Five decades into his career with 40 plus studio albums under his belt, and with an attitude and musical style that earned him the sobriquet “the godfather of grunge”, 70 year-old Neil Young doesn’t need to justify himself to anyone and is happy to march to the beat of his own drummer.  With Earth, Young offers up 98 minutes of music from his 2015 Rebel Content Tour, with the album’s 13 tracks, which span Young’s career, selected because they are “about living here on our planet together.”

Neil Young - EarthBacked by Promise of the Real – a Los Angeles based rock band featuring Willie Nelson’s son, Lukas – as he was on 2015’s The Monsanto Years, Young hasn’t produced a standard live album as, for better or worse, plenty of overdubs have been thrown into the mix – both in the gaps between songs and over the songs themselves.  Overdubs of animal and insect noises, sounds of thunder and rain, and the occasional bustle of traffic.  Yep, the sounds of nature, of earth, just in case Young’s message of environmental activism has escaped your attention.

As is fitting a live recording opener, Mother Earth (Natural Anthem), is rough around the edges with the backing vocals sitting a little off in the song.  Hey, it’s all good, live performances take a little while to flow, and once we hit My Country Home and The Monsanto Years everything is warmed up and running smoothly – excepting the excessive use of animal noises on the preceding Seed Justice.  It’s always a little hard to tell what aspects of Young’s singing is stylistic and what aspects are just poor form – truly part of his charm – but his singing on The Monsanto Years leaves something to be desired but, even so, the song manages to not feel overly long at 8 minutes.

Vampire Blues is a satisfying blues song with plenty of Young’s distinctive guitar work on display, and while the metaphor of oil drilling as vampirism – “I’m a vampire baby/sucking blood from the earth/…/sell you 20 barrels worth” – could have ended up feeling like a blunt instrument, the warmth of the blues style and the choral refrain of “Chevron” means it all just works.  Anyone in doubt of Young’s association with grunge and alternative rock should check-out the dark, heavy, riff of Hippie Dream and Promise of the Real make a good show of it, but I was left imagining how much dirtier it would have been with Crazy Horse providing the backing.

For a live recording the piano and vocals of After The Gold Rush sounds like it came out of a studio.  Big Box feels like the most immediate of Young’s message songs, with the lines “too big to fail/too rich for jail” and “corporations have feelings” reverberating well in a post-Global Financial Crisis world, which is odd given the overwhelming environmental focus of Earth – not that social and environmental justice are disengaged from each other.  A 28 minute jam on Love & Only Love ends Earth, which would be absolutely amazing for a live audience, but is a bit much here.

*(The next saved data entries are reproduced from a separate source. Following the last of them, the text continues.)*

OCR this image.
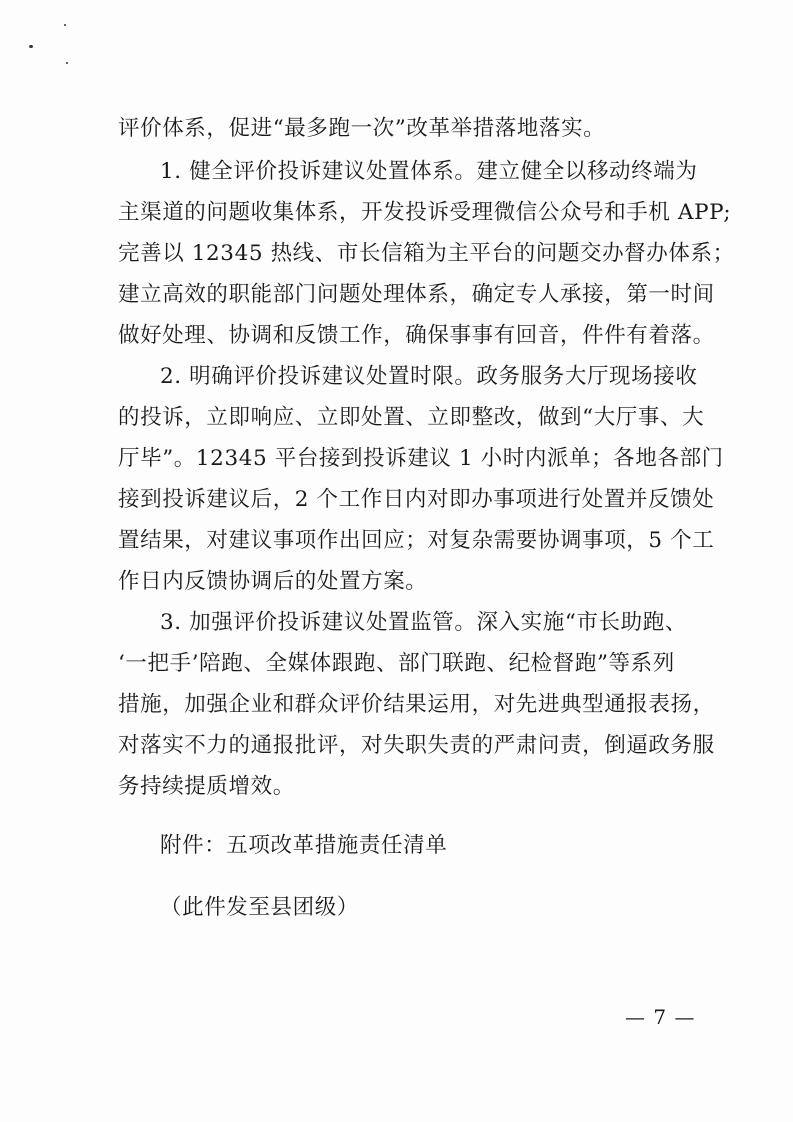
评价体系，促进“最多跑一次”改革举措落地落实。
1. 健全评价投诉建议处置体系。建立健全以移动终端为
主渠道的问题收集体系，开发投诉受理微信公众号和手机 APP;
完善以 12345 热线、市长信箱为主平台的问题交办督办体系；
建立高效的职能部门问题处理体系，确定专人承接，第一时间
做好处理、协调和反馈工作，确保事事有回音，件件有着落。
2. 明确评价投诉建议处置时限。政务服务大厅现场接收
的投诉，立即响应、立即处置、立即整改，做到“大厅事、大
厅毕”。12345 平台接到投诉建议 1 小时内派单；各地各部门
接到投诉建议后，2 个工作日内对即办事项进行处置并反馈处
置结果，对建议事项作出回应；对复杂需要协调事项，5 个工
作日内反馈协调后的处置方案。
3. 加强评价投诉建议处置监管。深入实施“市长助跑、
‘一把手’陪跑、全媒体跟跑、部门联跑、纪检督跑”等系列
措施，加强企业和群众评价结果运用，对先进典型通报表扬，
对落实不力的通报批评，对失职失责的严肃问责，倒逼政务服
务持续提质增效。
附件：五项改革措施责任清单
（此件发至县团级）
— 7 —
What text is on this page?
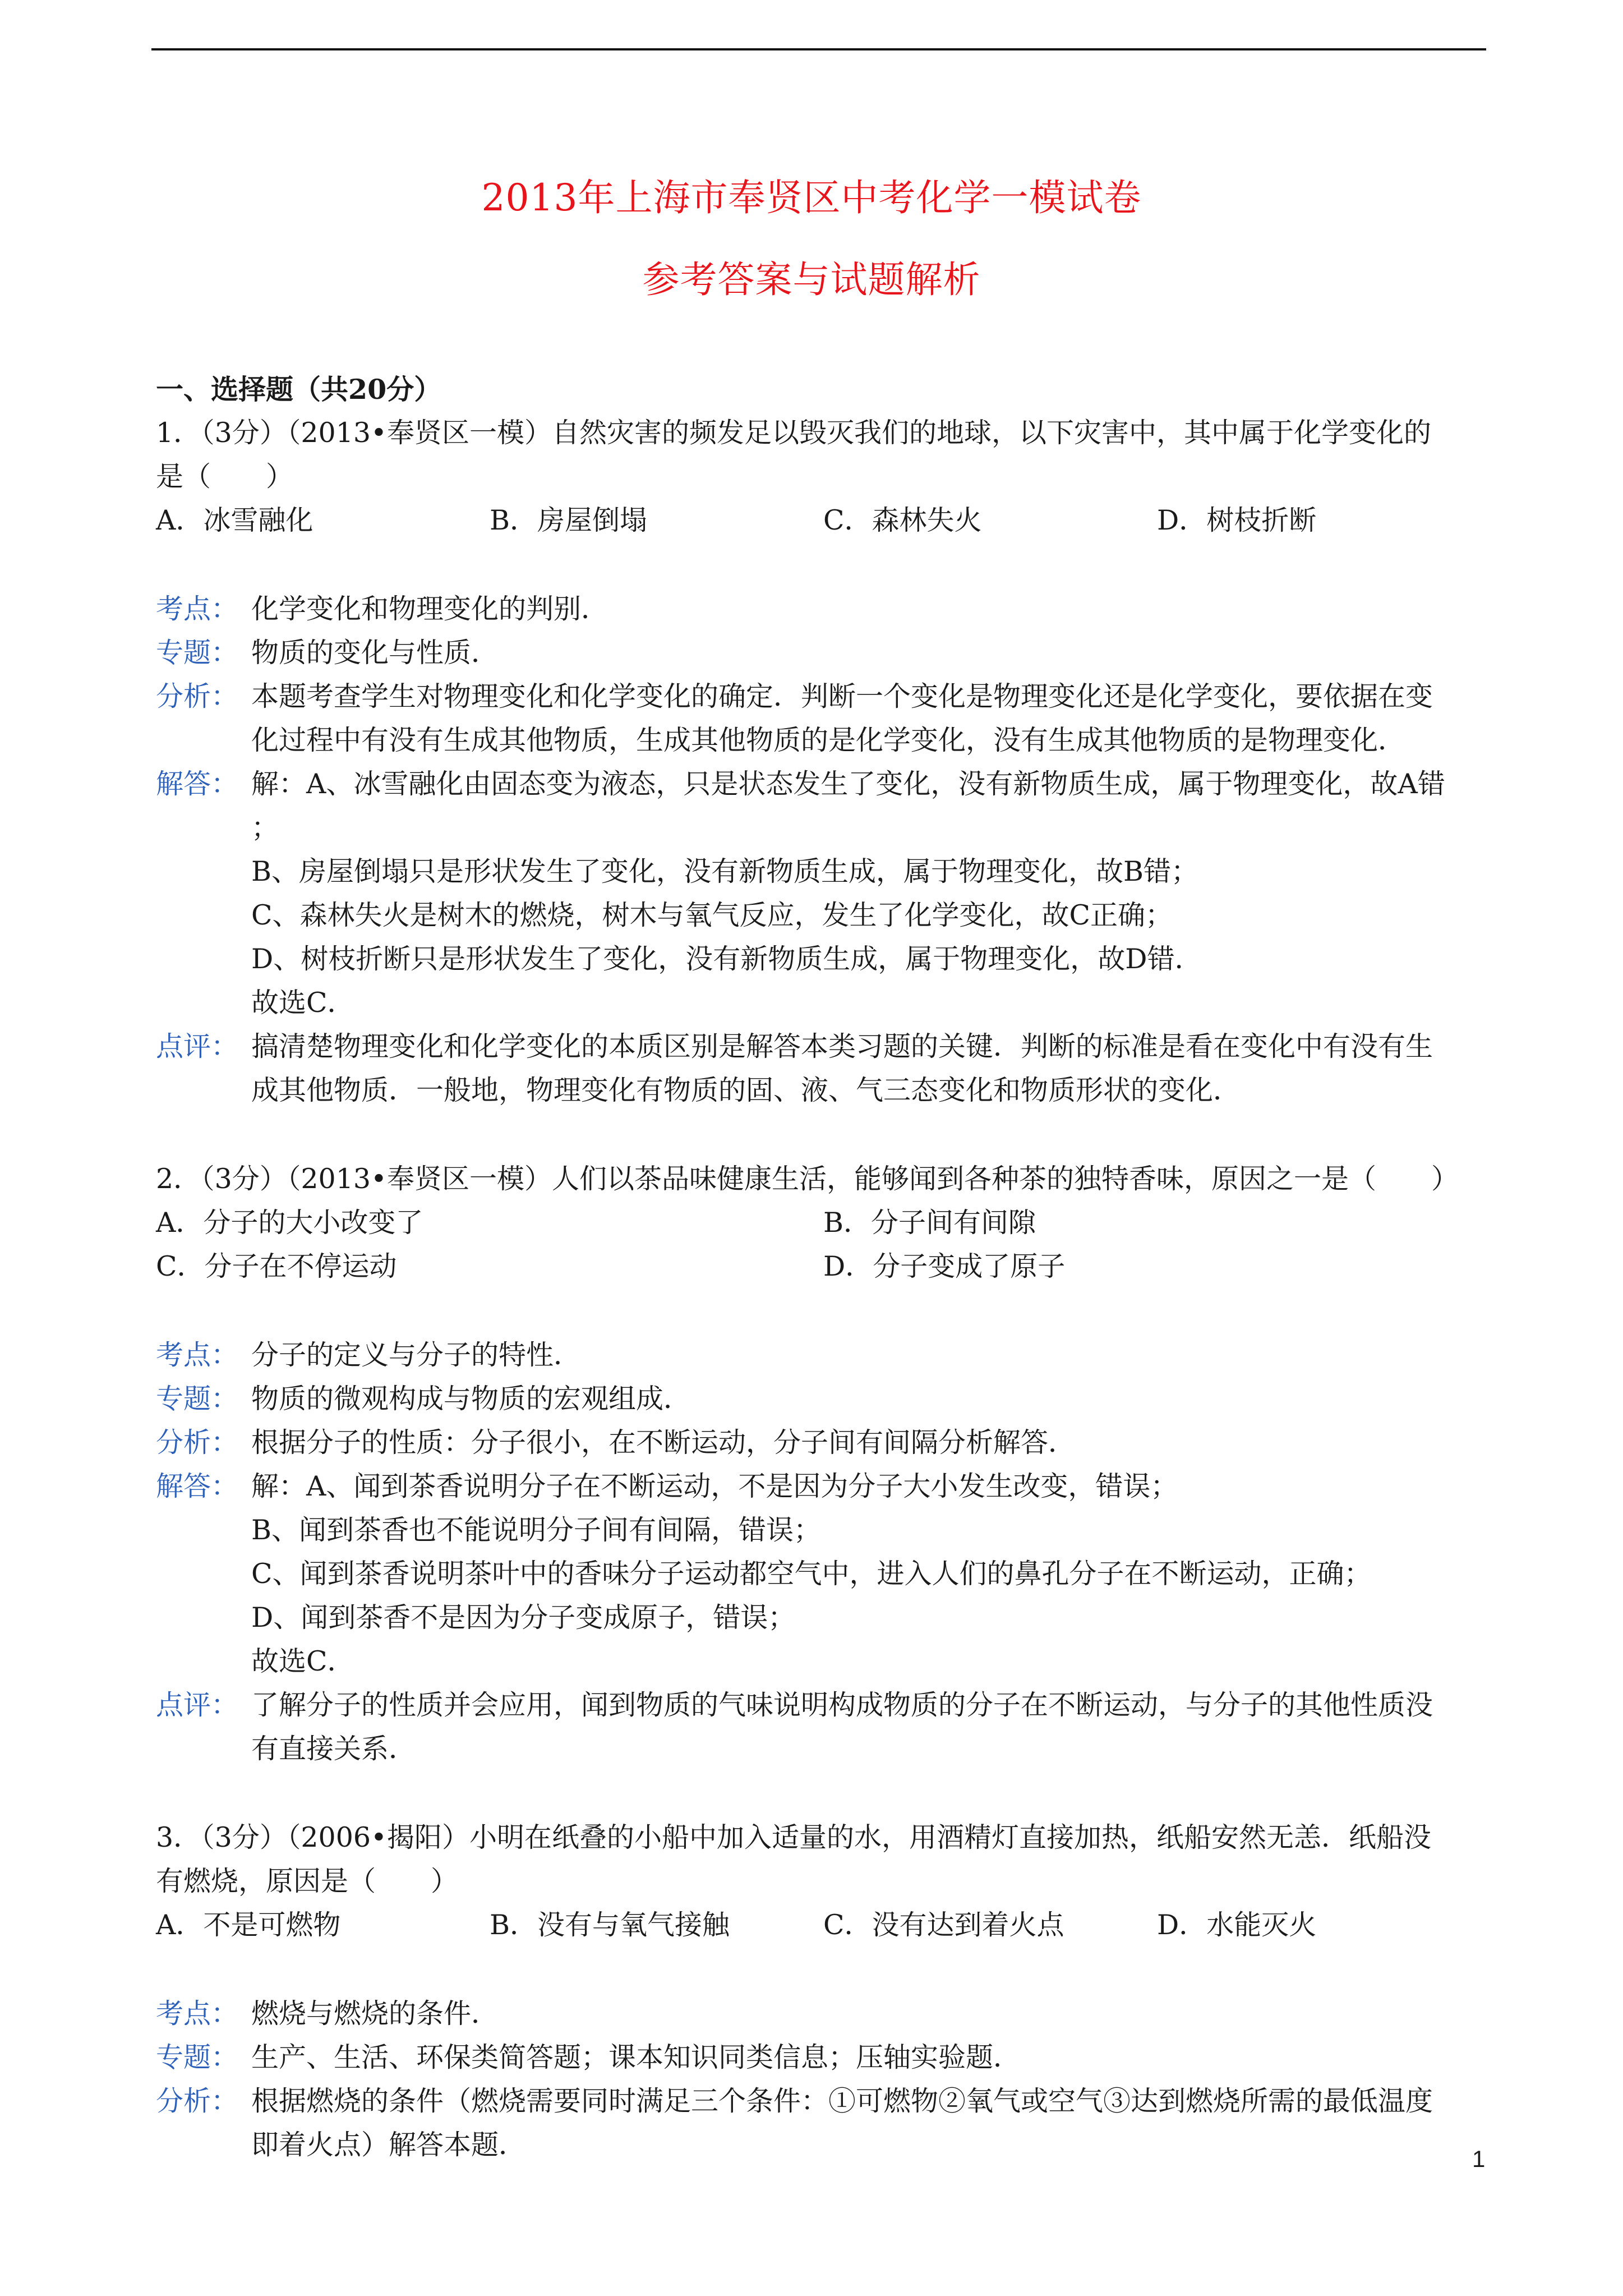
2013年上海市奉贤区中考化学一模试卷
参考答案与试题解析
一、选择题（共20分）
1．（3分）（2013•奉贤区一模）自然灾害的频发足以毁灭我们的地球，以下灾害中，其中属于化学变化的
是（　　）
A．冰雪融化	B．房屋倒塌	C．森林失火	D．树枝折断
考点： 化学变化和物理变化的判别．
专题： 物质的变化与性质．
分析： 本题考查学生对物理变化和化学变化的确定．判断一个变化是物理变化还是化学变化，要依据在变
化过程中有没有生成其他物质，生成其他物质的是化学变化，没有生成其他物质的是物理变化．
解答： 解：A、冰雪融化由固态变为液态，只是状态发生了变化，没有新物质生成，属于物理变化，故A错
；
B、房屋倒塌只是形状发生了变化，没有新物质生成，属于物理变化，故B错；
C、森林失火是树木的燃烧，树木与氧气反应，发生了化学变化，故C正确；
D、树枝折断只是形状发生了变化，没有新物质生成，属于物理变化，故D错．
故选C．
点评： 搞清楚物理变化和化学变化的本质区别是解答本类习题的关键．判断的标准是看在变化中有没有生
成其他物质．一般地，物理变化有物质的固、液、气三态变化和物质形状的变化．
2．（3分）（2013•奉贤区一模）人们以茶品味健康生活，能够闻到各种茶的独特香味，原因之一是（　　）
A．分子的大小改变了	B．分子间有间隙
C．分子在不停运动	D．分子变成了原子
考点： 分子的定义与分子的特性．
专题： 物质的微观构成与物质的宏观组成．
分析： 根据分子的性质：分子很小，在不断运动，分子间有间隔分析解答．
解答： 解：A、闻到茶香说明分子在不断运动，不是因为分子大小发生改变，错误；
B、闻到茶香也不能说明分子间有间隔，错误；
C、闻到茶香说明茶叶中的香味分子运动都空气中，进入人们的鼻孔分子在不断运动，正确；
D、闻到茶香不是因为分子变成原子，错误；
故选C．
点评： 了解分子的性质并会应用，闻到物质的气味说明构成物质的分子在不断运动，与分子的其他性质没
有直接关系．
3．（3分）（2006•揭阳）小明在纸叠的小船中加入适量的水，用酒精灯直接加热，纸船安然无恙．纸船没
有燃烧，原因是（　　）
A．不是可燃物	B．没有与氧气接触	C．没有达到着火点	D．水能灭火
考点： 燃烧与燃烧的条件．
专题： 生产、生活、环保类简答题；课本知识同类信息；压轴实验题．
分析： 根据燃烧的条件（燃烧需要同时满足三个条件：①可燃物②氧气或空气③达到燃烧所需的最低温度
即着火点）解答本题．	1
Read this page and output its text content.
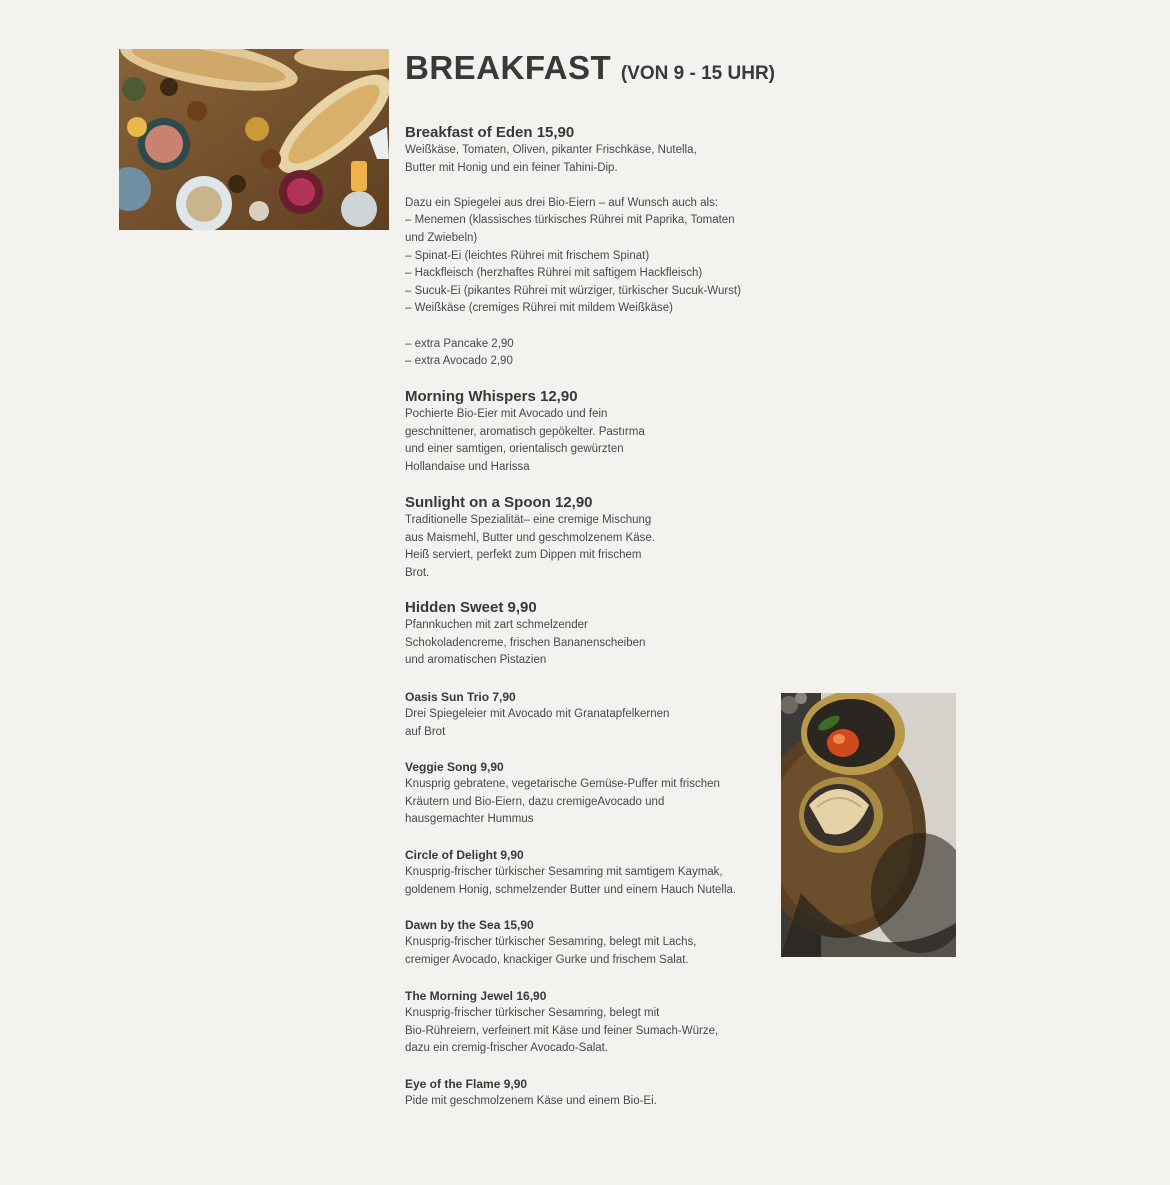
BREAKFAST (VON 9 - 15 UHR)
Breakfast of Eden 15,90
Weißkäse, Tomaten, Oliven, pikanter Frischkäse, Nutella,
Butter mit Honig und ein feiner Tahini-Dip.
Dazu ein Spiegelei aus drei Bio-Eiern – auf Wunsch auch als:
– Menemen (klassisches türkisches Rührei mit Paprika, Tomaten
und Zwiebeln)
– Spinat-Ei (leichtes Rührei mit frischem Spinat)
– Hackfleisch (herzhaftes Rührei mit saftigem Hackfleisch)
– Sucuk-Ei (pikantes Rührei mit würziger, türkischer Sucuk-Wurst)
– Weißkäse (cremiges Rührei mit mildem Weißkäse)
– extra Pancake 2,90
– extra Avocado 2,90
Morning Whispers 12,90
Pochierte Bio-Eier mit Avocado und fein
geschnittener, aromatisch gepökelter. Pastırma
und einer samtigen, orientalisch gewürzten
Hollandaise und Harissa
Sunlight on a Spoon 12,90
Traditionelle Spezialität– eine cremige Mischung
aus Maismehl, Butter und geschmolzenem Käse.
Heiß serviert, perfekt zum Dippen mit frischem
Brot.
Hidden Sweet 9,90
Pfannkuchen mit zart schmelzender
Schokoladencreme, frischen Bananenscheiben
und aromatischen Pistazien
Oasis Sun Trio 7,90
Drei Spiegeleier mit Avocado mit Granatapfelkernen
auf Brot
Veggie Song 9,90
Knusprig gebratene, vegetarische Gemüse-Puffer mit frischen
Kräutern und Bio-Eiern, dazu cremigeAvocado und
hausgemachter Hummus
Circle of Delight 9,90
Knusprig-frischer türkischer Sesamring mit samtigem Kaymak,
goldenem Honig, schmelzender Butter und einem Hauch Nutella.
Dawn by the Sea 15,90
Knusprig-frischer türkischer Sesamring, belegt mit Lachs,
cremiger Avocado, knackiger Gurke und frischem Salat.
The Morning Jewel 16,90
Knusprig-frischer türkischer Sesamring, belegt mit
Bio-Rühreiern, verfeinert mit Käse und feiner Sumach-Würze,
dazu ein cremig-frischer Avocado-Salat.
Eye of the Flame 9,90
Pide mit geschmolzenem Käse und einem Bio-Ei.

And really, that’s kind of the problem with Earth; it’s all a bit much.  Folk and country Neil Young sits cheek to jowl with rockin’ out Neil Young, and while Earth is themed it doesn’t feel coherent in mood and energy.  Sadly, the overdubs are likely to be element that make this a memorable live album, which is arguably better than being forgotten as a merely reasonable live album.